Camminando per i stretti vicoli, tra rrughe e lamie si possono ammirare gli antichi forni a carattere
familiare dove ancor oggi sapienti mani preparano l'impasto per la cottura del pane casareccio dal
profumo inconfondibile; uno dei piatti tipici che costituisce l'essenza stessa di Staiti sono i
maccheroni con ragù a base di carne di capra allevata nelle montagne circostanti, intorno al quale
viene organizzata anche una sagra. Da qualche tempo è anche attivo un ristorante tipico, “La
Taverna dei Santi”, collocato sopra il Museo dei Santi italo – greci.

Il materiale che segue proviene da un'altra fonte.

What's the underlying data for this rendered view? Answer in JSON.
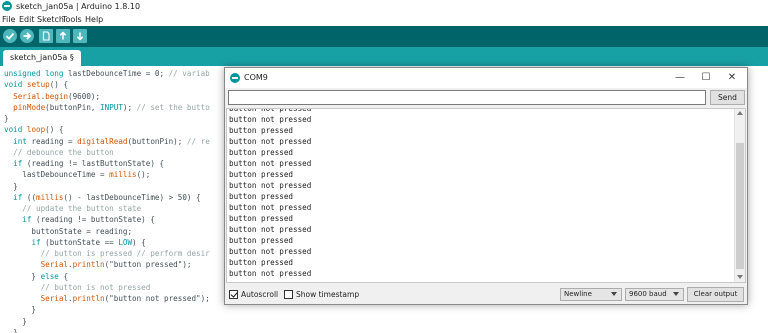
{
  "app": {
    "title": "sketch_jan05a | Arduino 1.8.10"
  },
  "menu": [
    "File",
    "Edit",
    "Sketch",
    "Tools",
    "Help"
  ],
  "toolbar": {
    "buttons": [
      "verify-icon",
      "upload-icon",
      "new-icon",
      "open-icon",
      "save-icon"
    ]
  },
  "tab": {
    "label": "sketch_jan05a §"
  },
  "code": [
    [
      {
        "t": "type",
        "v": "unsigned long"
      },
      {
        "t": "plain",
        "v": " lastDebounceTime = 0; "
      },
      {
        "t": "comment",
        "v": "// variab"
      }
    ],
    [
      {
        "t": "type",
        "v": "void"
      },
      {
        "t": "plain",
        "v": " "
      },
      {
        "t": "fn",
        "v": "setup"
      },
      {
        "t": "plain",
        "v": "() {"
      }
    ],
    [
      {
        "t": "plain",
        "v": "  "
      },
      {
        "t": "fn",
        "v": "Serial"
      },
      {
        "t": "plain",
        "v": "."
      },
      {
        "t": "fn",
        "v": "begin"
      },
      {
        "t": "plain",
        "v": "(9600);"
      }
    ],
    [
      {
        "t": "plain",
        "v": "  "
      },
      {
        "t": "fn",
        "v": "pinMode"
      },
      {
        "t": "plain",
        "v": "(buttonPin, "
      },
      {
        "t": "const",
        "v": "INPUT"
      },
      {
        "t": "plain",
        "v": "); "
      },
      {
        "t": "comment",
        "v": "// set the butto"
      }
    ],
    [
      {
        "t": "plain",
        "v": "}"
      }
    ],
    [
      {
        "t": "type",
        "v": "void"
      },
      {
        "t": "plain",
        "v": " "
      },
      {
        "t": "fn",
        "v": "loop"
      },
      {
        "t": "plain",
        "v": "() {"
      }
    ],
    [
      {
        "t": "plain",
        "v": "  "
      },
      {
        "t": "type",
        "v": "int"
      },
      {
        "t": "plain",
        "v": " reading = "
      },
      {
        "t": "fn",
        "v": "digitalRead"
      },
      {
        "t": "plain",
        "v": "(buttonPin); "
      },
      {
        "t": "comment",
        "v": "// re"
      }
    ],
    [
      {
        "t": "plain",
        "v": "  "
      },
      {
        "t": "comment",
        "v": "// debounce the button"
      }
    ],
    [
      {
        "t": "plain",
        "v": "  "
      },
      {
        "t": "type",
        "v": "if"
      },
      {
        "t": "plain",
        "v": " (reading != lastButtonState) {"
      }
    ],
    [
      {
        "t": "plain",
        "v": "    lastDebounceTime = "
      },
      {
        "t": "fn",
        "v": "millis"
      },
      {
        "t": "plain",
        "v": "();"
      }
    ],
    [
      {
        "t": "plain",
        "v": "  }"
      }
    ],
    [
      {
        "t": "plain",
        "v": "  "
      },
      {
        "t": "type",
        "v": "if"
      },
      {
        "t": "plain",
        "v": " (("
      },
      {
        "t": "fn",
        "v": "millis"
      },
      {
        "t": "plain",
        "v": "() - lastDebounceTime) > 50) {"
      }
    ],
    [
      {
        "t": "plain",
        "v": "    "
      },
      {
        "t": "comment",
        "v": "// update the button state"
      }
    ],
    [
      {
        "t": "plain",
        "v": "    "
      },
      {
        "t": "type",
        "v": "if"
      },
      {
        "t": "plain",
        "v": " (reading != buttonState) {"
      }
    ],
    [
      {
        "t": "plain",
        "v": "      buttonState = reading;"
      }
    ],
    [
      {
        "t": "plain",
        "v": "      "
      },
      {
        "t": "type",
        "v": "if"
      },
      {
        "t": "plain",
        "v": " (buttonState == "
      },
      {
        "t": "const",
        "v": "LOW"
      },
      {
        "t": "plain",
        "v": ") {"
      }
    ],
    [
      {
        "t": "plain",
        "v": "        "
      },
      {
        "t": "comment",
        "v": "// button is pressed // perform desir"
      }
    ],
    [
      {
        "t": "plain",
        "v": "        "
      },
      {
        "t": "fn",
        "v": "Serial"
      },
      {
        "t": "plain",
        "v": "."
      },
      {
        "t": "fn",
        "v": "println"
      },
      {
        "t": "plain",
        "v": "(\"button pressed\");"
      }
    ],
    [
      {
        "t": "plain",
        "v": "      } "
      },
      {
        "t": "type",
        "v": "else"
      },
      {
        "t": "plain",
        "v": " {"
      }
    ],
    [
      {
        "t": "plain",
        "v": "        "
      },
      {
        "t": "comment",
        "v": "// button is not pressed"
      }
    ],
    [
      {
        "t": "plain",
        "v": "        "
      },
      {
        "t": "fn",
        "v": "Serial"
      },
      {
        "t": "plain",
        "v": "."
      },
      {
        "t": "fn",
        "v": "println"
      },
      {
        "t": "plain",
        "v": "(\"button not pressed\");"
      }
    ],
    [
      {
        "t": "plain",
        "v": "      }"
      }
    ],
    [
      {
        "t": "plain",
        "v": "    }"
      }
    ],
    [
      {
        "t": "plain",
        "v": "  }"
      }
    ]
  ],
  "serial": {
    "title": "COM9",
    "input_value": "",
    "send_label": "Send",
    "output_lines": [
      "button not pressed",
      "button not pressed",
      "button pressed",
      "button not pressed",
      "button pressed",
      "button not pressed",
      "button pressed",
      "button not pressed",
      "button pressed",
      "button not pressed",
      "button pressed",
      "button not pressed",
      "button pressed",
      "button not pressed",
      "button pressed",
      "button not pressed"
    ],
    "autoscroll_label": "Autoscroll",
    "autoscroll_checked": true,
    "timestamp_label": "Show timestamp",
    "timestamp_checked": false,
    "line_ending": "Newline",
    "baud": "9600 baud",
    "clear_label": "Clear output"
  },
  "colors": {
    "toolbar": "#006468",
    "tabbar": "#17a1a5",
    "keyword": "#00979c",
    "function": "#d35400",
    "comment": "#95a5a6"
  }
}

Di particolare fragranza risultano gli insaccati (capicolli, salsicce, soppressate) a base di carne di
maiale allevato spesso allo stato brado con un'alimentazione caratterizzata da radici, castagne e
ghiande; così come l'industria casearia si manifesta con la produzione di ottimo formaggio a base
di latte di capra e pecora; particolarmente gustose risultano le cosiddette ricotte salate, utilizzate per
accompagnare uno dei piatti tipici del luogo: i maccheroni.
All'interno di alcune vecchie abitazioni si possono ancor oggi scorgere antichi telai con relativi
manufatti in lino, cotone e ginestra, oltre che gli strumenti per la cardatura della lana e per la
lavorazione dei filati.
La secolare predilezione nei confronti dello studio della musica fa si che ancor oggi, girando per le
vie del paese, si possa ascoltare il suono di strumenti a fiato che vanno poi a rinvigorire l'organico
del locale Complesso Bandistico “Francesco Cilea”.
Attraversando poi i vari vicoli del centro storico si possono infine ammirare scorci di straordinario
interesse architettonico, ove un tempo abitavano circa 1700 persone; il tutto accompagnato dal
regolare rintocco delle campane di un antico orologio a pesi posto sulla sommità del maestoso
campanile, elemento caratteristico che contraddistingue emblematicamente il nostro borgo.